Fremont, CA: Cancer is the second biggest cause of death worldwide, accounting for one out of every six deaths. Individuals, families, societies, and governments are all affected on a physical, emotional, and financial level. Cancer research is still one of the most important topics of study in the medical field. The inventions that contributed to the quick creation of the COVID-19 vaccine were originally intended to cure cancer, such as the mRNA technology. It has since evolved into a forward-thinking approach for cancer immunotherapy, with researchers predicting that the field will continue to flourish in the future.
Some technologies that are reshaping the future of oncology:
Molecular cancer diagnostics
A potential and appealing precision oncology method is matching the proper targeted therapy to the right patient based on the particular molecular genetic mutations in each cancer patient's tumour. Oncompass Medicine matches genetic alterations detected in patients' tumour samples with effective targeted cancer therapy using AI-based algorithms. Patients will be able to obtain precisely targeted treatments based on the type of malignant tissue they have. Their RealTime Oncology Treatment Calculator can greatly improve the selection of the best targeted therapy for each cancer patient based on their cancer's unique molecular genetic profile.

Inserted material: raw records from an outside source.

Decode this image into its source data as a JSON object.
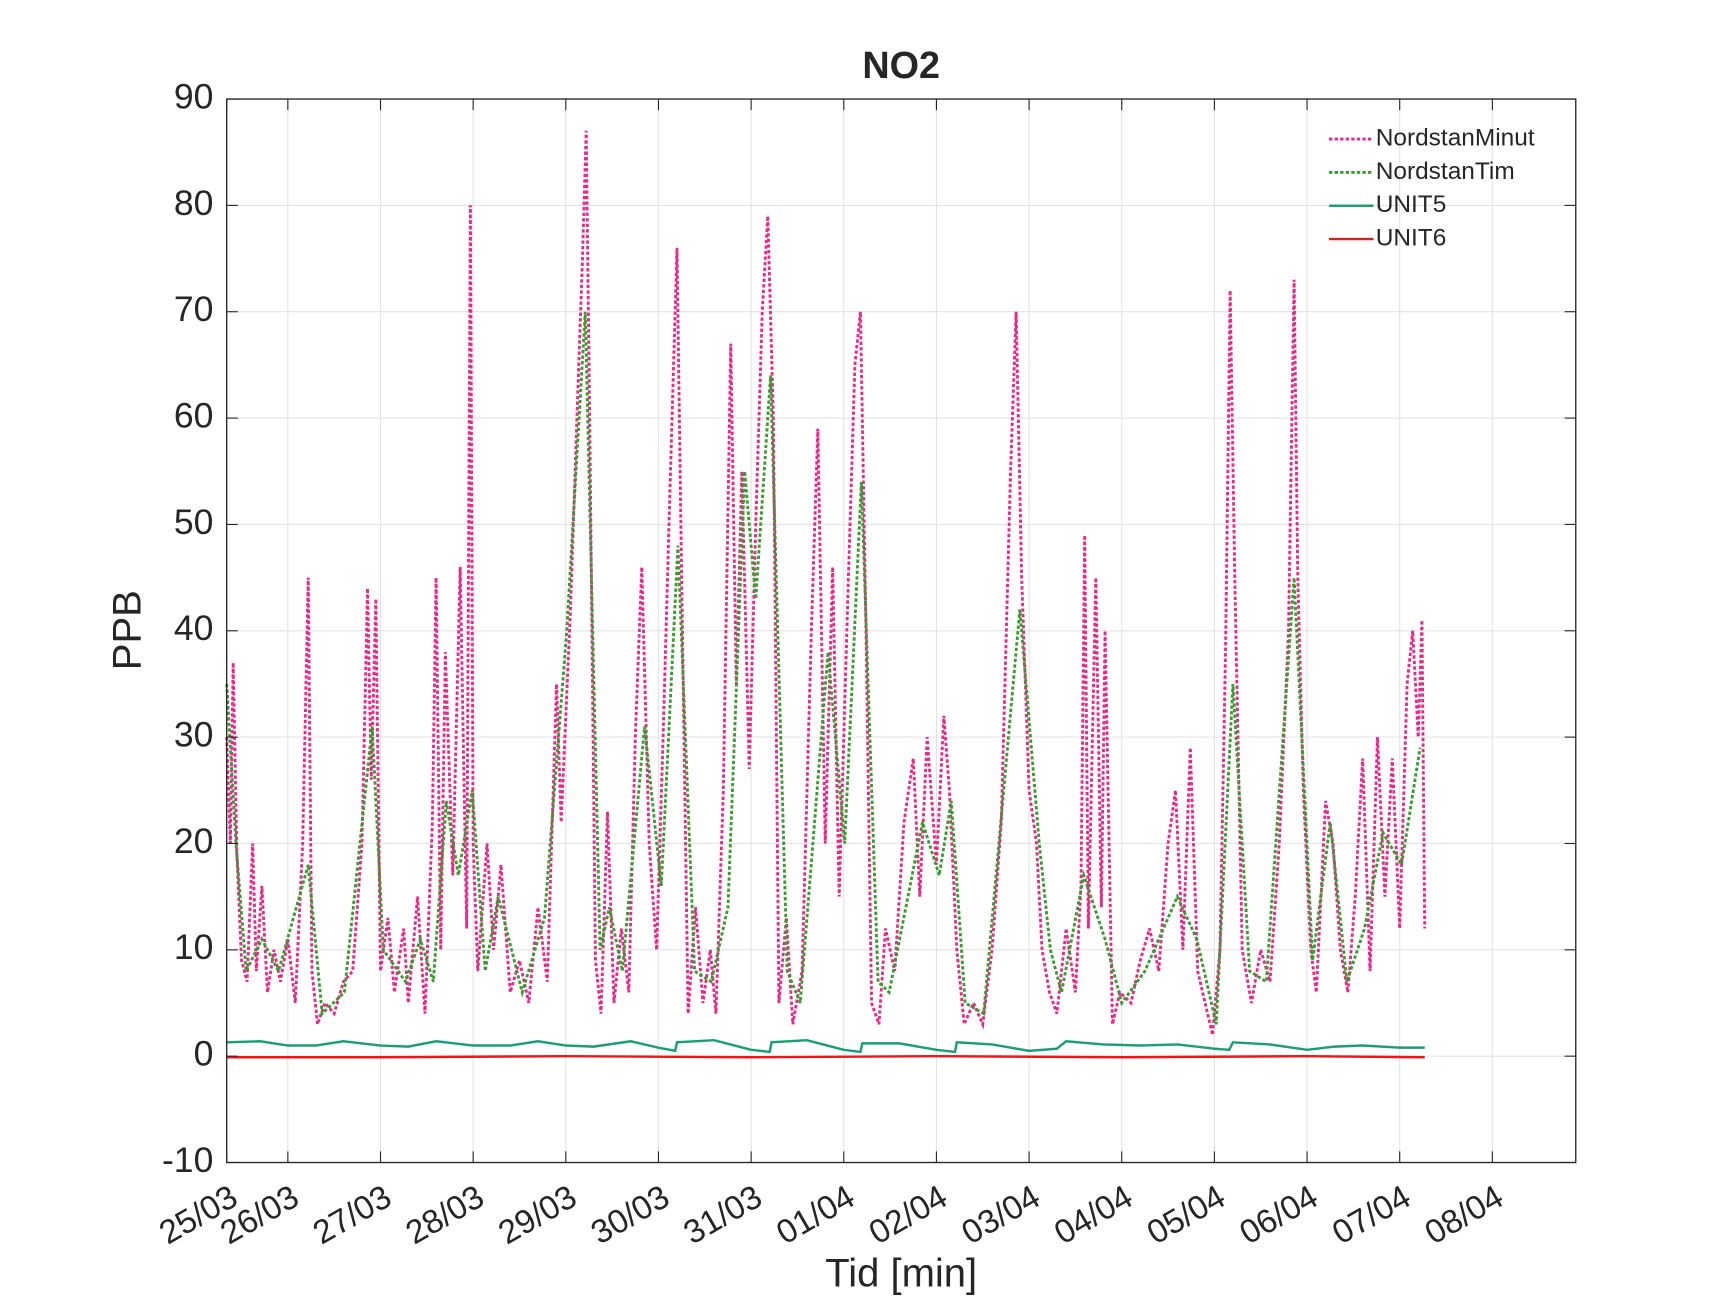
{
  "chart_data": {
    "type": "line",
    "title": "NO2",
    "xlabel": "Tid [min]",
    "ylabel": "PPB",
    "xlim": [
      0.34,
      14.9
    ],
    "xticks": [
      {
        "value": 0.34,
        "label": "25/03"
      },
      {
        "value": 1,
        "label": "26/03"
      },
      {
        "value": 2,
        "label": "27/03"
      },
      {
        "value": 3,
        "label": "28/03"
      },
      {
        "value": 4,
        "label": "29/03"
      },
      {
        "value": 5,
        "label": "30/03"
      },
      {
        "value": 6,
        "label": "31/03"
      },
      {
        "value": 7,
        "label": "01/04"
      },
      {
        "value": 8,
        "label": "02/04"
      },
      {
        "value": 9,
        "label": "03/04"
      },
      {
        "value": 10,
        "label": "04/04"
      },
      {
        "value": 11,
        "label": "05/04"
      },
      {
        "value": 12,
        "label": "06/04"
      },
      {
        "value": 13,
        "label": "07/04"
      },
      {
        "value": 14,
        "label": "08/04"
      }
    ],
    "ylim": [
      -10,
      90
    ],
    "yticks": [
      -10,
      0,
      10,
      20,
      30,
      40,
      50,
      60,
      70,
      80,
      90
    ],
    "grid": true,
    "legend": "top-right",
    "series": [
      {
        "name": "NordstanMinut",
        "color": "#e7298a",
        "style": "dotted",
        "x": [
          0.34,
          0.38,
          0.41,
          0.45,
          0.5,
          0.56,
          0.62,
          0.66,
          0.72,
          0.78,
          0.85,
          0.92,
          1.0,
          1.08,
          1.16,
          1.22,
          1.26,
          1.32,
          1.4,
          1.5,
          1.6,
          1.7,
          1.8,
          1.86,
          1.9,
          1.95,
          2.0,
          2.08,
          2.15,
          2.25,
          2.3,
          2.4,
          2.48,
          2.56,
          2.6,
          2.65,
          2.7,
          2.78,
          2.86,
          2.93,
          2.97,
          3.0,
          3.05,
          3.15,
          3.22,
          3.3,
          3.4,
          3.5,
          3.6,
          3.7,
          3.8,
          3.9,
          3.95,
          4.05,
          4.12,
          4.18,
          4.22,
          4.26,
          4.32,
          4.38,
          4.45,
          4.52,
          4.6,
          4.68,
          4.75,
          4.82,
          4.9,
          4.98,
          5.05,
          5.12,
          5.2,
          5.25,
          5.32,
          5.4,
          5.48,
          5.56,
          5.62,
          5.7,
          5.78,
          5.84,
          5.9,
          5.98,
          6.05,
          6.12,
          6.18,
          6.24,
          6.3,
          6.38,
          6.45,
          6.55,
          6.65,
          6.72,
          6.8,
          6.88,
          6.95,
          7.05,
          7.12,
          7.18,
          7.24,
          7.3,
          7.38,
          7.45,
          7.55,
          7.65,
          7.75,
          7.82,
          7.9,
          8.0,
          8.08,
          8.14,
          8.22,
          8.3,
          8.4,
          8.5,
          8.6,
          8.7,
          8.8,
          8.86,
          8.92,
          9.0,
          9.08,
          9.14,
          9.22,
          9.3,
          9.4,
          9.5,
          9.56,
          9.6,
          9.64,
          9.72,
          9.78,
          9.82,
          9.9,
          9.98,
          10.1,
          10.2,
          10.3,
          10.4,
          10.5,
          10.58,
          10.66,
          10.74,
          10.82,
          10.9,
          10.98,
          11.06,
          11.12,
          11.17,
          11.22,
          11.3,
          11.4,
          11.5,
          11.6,
          11.7,
          11.8,
          11.86,
          11.9,
          11.96,
          12.04,
          12.1,
          12.2,
          12.28,
          12.36,
          12.44,
          12.52,
          12.6,
          12.68,
          12.76,
          12.84,
          12.92,
          13.0,
          13.08,
          13.14,
          13.2,
          13.24,
          13.27
        ],
        "values": [
          30,
          20,
          37,
          19,
          9,
          7,
          20,
          8,
          16,
          6,
          10,
          7,
          11,
          5,
          20,
          45,
          8,
          3,
          5,
          4,
          7,
          8,
          20,
          44,
          26,
          43,
          8,
          13,
          6,
          12,
          5,
          15,
          4,
          22,
          45,
          10,
          38,
          17,
          46,
          12,
          80,
          20,
          8,
          20,
          10,
          18,
          6,
          9,
          5,
          14,
          7,
          35,
          22,
          42,
          60,
          75,
          87,
          58,
          9,
          4,
          23,
          5,
          12,
          6,
          30,
          46,
          20,
          10,
          30,
          52,
          76,
          45,
          4,
          14,
          5,
          10,
          4,
          25,
          67,
          35,
          55,
          27,
          50,
          70,
          79,
          60,
          5,
          13,
          3,
          8,
          40,
          59,
          20,
          46,
          15,
          45,
          65,
          70,
          40,
          5,
          3,
          12,
          8,
          22,
          28,
          15,
          30,
          18,
          32,
          25,
          10,
          3,
          5,
          3,
          10,
          22,
          55,
          70,
          45,
          25,
          20,
          10,
          6,
          4,
          12,
          6,
          16,
          49,
          12,
          45,
          14,
          40,
          3,
          6,
          5,
          9,
          12,
          8,
          20,
          25,
          10,
          29,
          8,
          5,
          2,
          10,
          38,
          72,
          45,
          10,
          5,
          10,
          7,
          20,
          40,
          73,
          45,
          25,
          10,
          6,
          24,
          20,
          10,
          6,
          15,
          28,
          8,
          30,
          15,
          28,
          12,
          35,
          40,
          30,
          41,
          12
        ]
      },
      {
        "name": "NordstanTim",
        "color": "#3a9c2e",
        "style": "dotted",
        "x": [
          0.34,
          0.44,
          0.55,
          0.72,
          0.9,
          1.22,
          1.37,
          1.61,
          1.91,
          2.03,
          2.27,
          2.43,
          2.57,
          2.71,
          2.84,
          2.99,
          3.13,
          3.27,
          3.53,
          3.77,
          4.01,
          4.21,
          4.37,
          4.47,
          4.61,
          4.85,
          5.03,
          5.21,
          5.39,
          5.57,
          5.75,
          5.93,
          6.05,
          6.21,
          6.39,
          6.53,
          6.83,
          7.01,
          7.19,
          7.37,
          7.49,
          7.85,
          8.03,
          8.16,
          8.31,
          8.51,
          8.9,
          9.11,
          9.23,
          9.35,
          9.59,
          9.82,
          10.0,
          10.25,
          10.6,
          10.81,
          11.02,
          11.2,
          11.38,
          11.56,
          11.86,
          12.06,
          12.25,
          12.43,
          12.62,
          12.82,
          13.02,
          13.22
        ],
        "values": [
          35,
          20,
          8,
          11,
          8,
          18,
          4,
          6,
          31,
          10,
          7,
          11,
          7,
          24,
          17,
          25,
          8,
          15,
          6,
          13,
          40,
          70,
          10,
          14,
          8,
          31,
          16,
          48,
          8,
          7,
          14,
          55,
          43,
          64,
          8,
          5,
          38,
          20,
          54,
          7,
          6,
          22,
          17,
          24,
          5,
          4,
          42,
          20,
          10,
          6,
          17,
          11,
          5,
          8,
          15,
          11,
          3,
          35,
          8,
          7,
          45,
          9,
          22,
          7,
          12,
          21,
          18,
          29
        ]
      },
      {
        "name": "UNIT5",
        "color": "#1b9e77",
        "style": "solid",
        "x": [
          0.34,
          0.7,
          1.0,
          1.3,
          1.6,
          2.0,
          2.3,
          2.6,
          3.0,
          3.4,
          3.7,
          4.0,
          4.3,
          4.7,
          5.0,
          5.18,
          5.2,
          5.6,
          6.0,
          6.2,
          6.22,
          6.6,
          7.0,
          7.18,
          7.2,
          7.6,
          8.0,
          8.2,
          8.22,
          8.6,
          9.0,
          9.3,
          9.4,
          9.8,
          10.2,
          10.6,
          11.0,
          11.16,
          11.2,
          11.6,
          12.0,
          12.3,
          12.6,
          13.0,
          13.27
        ],
        "values": [
          1.3,
          1.4,
          1.0,
          1.0,
          1.4,
          1.0,
          0.9,
          1.4,
          1.0,
          1.0,
          1.4,
          1.0,
          0.9,
          1.4,
          0.8,
          0.5,
          1.3,
          1.5,
          0.6,
          0.4,
          1.3,
          1.5,
          0.6,
          0.4,
          1.2,
          1.2,
          0.6,
          0.4,
          1.3,
          1.1,
          0.5,
          0.7,
          1.4,
          1.1,
          1.0,
          1.1,
          0.7,
          0.6,
          1.3,
          1.1,
          0.6,
          0.9,
          1.0,
          0.8,
          0.8
        ]
      },
      {
        "name": "UNIT6",
        "color": "#e41a1c",
        "style": "solid",
        "x": [
          0.34,
          2,
          4,
          6,
          8,
          10,
          12,
          13.27
        ],
        "values": [
          -0.1,
          -0.1,
          0,
          -0.1,
          0,
          -0.1,
          0,
          -0.1
        ]
      }
    ]
  }
}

Embedded and digestable sensors
Measuring health markers at home would be a valuable supplement to Oncology in many circumstances. Monitoring the effects of chemotherapy, for example, requires measuring body temperature. Digestible pillcams could be used at home to do non-invasive routine digestive system checks. Implanted sensors or digital tattoos might track every vital indicator, alerting both the patient and the caregiver so that actions can be prepared as soon as possible.

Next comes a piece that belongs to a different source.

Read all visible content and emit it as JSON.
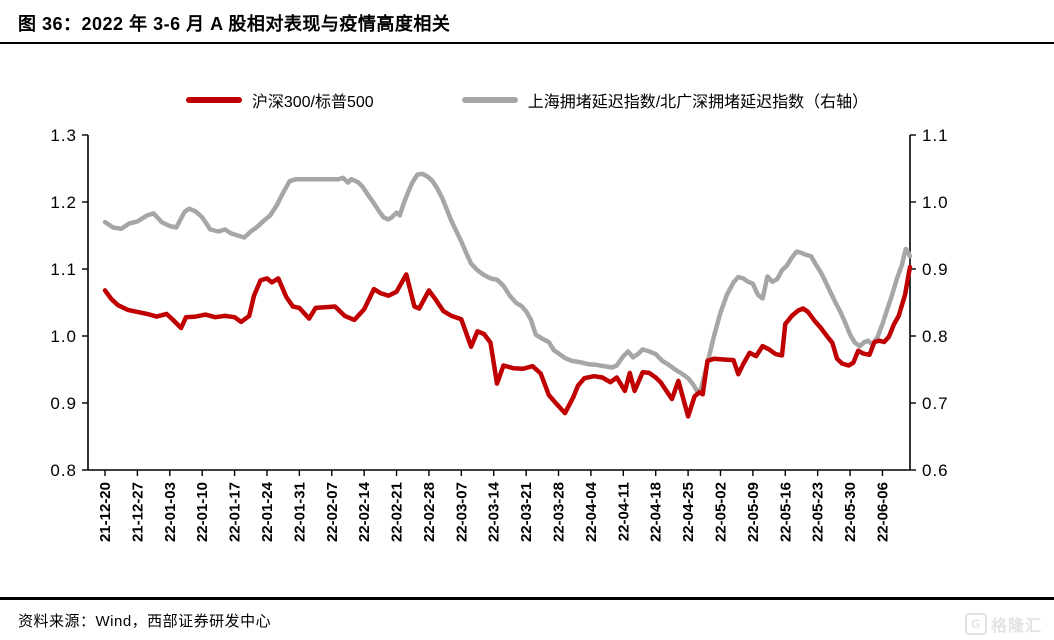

Using surgical robots, surgeons may execute operations with previously unattainable precision. Operating tumours in the early stages or cancers close to delicate organs may become more viable than ever before by making the robot an extension of the surgeon's intellect and talents. Surgical robots now have 3D cameras that can simultaneously record and stream operations. The robot's added benefit is that it assists the physician, resulting in greater surgical precision than ever before.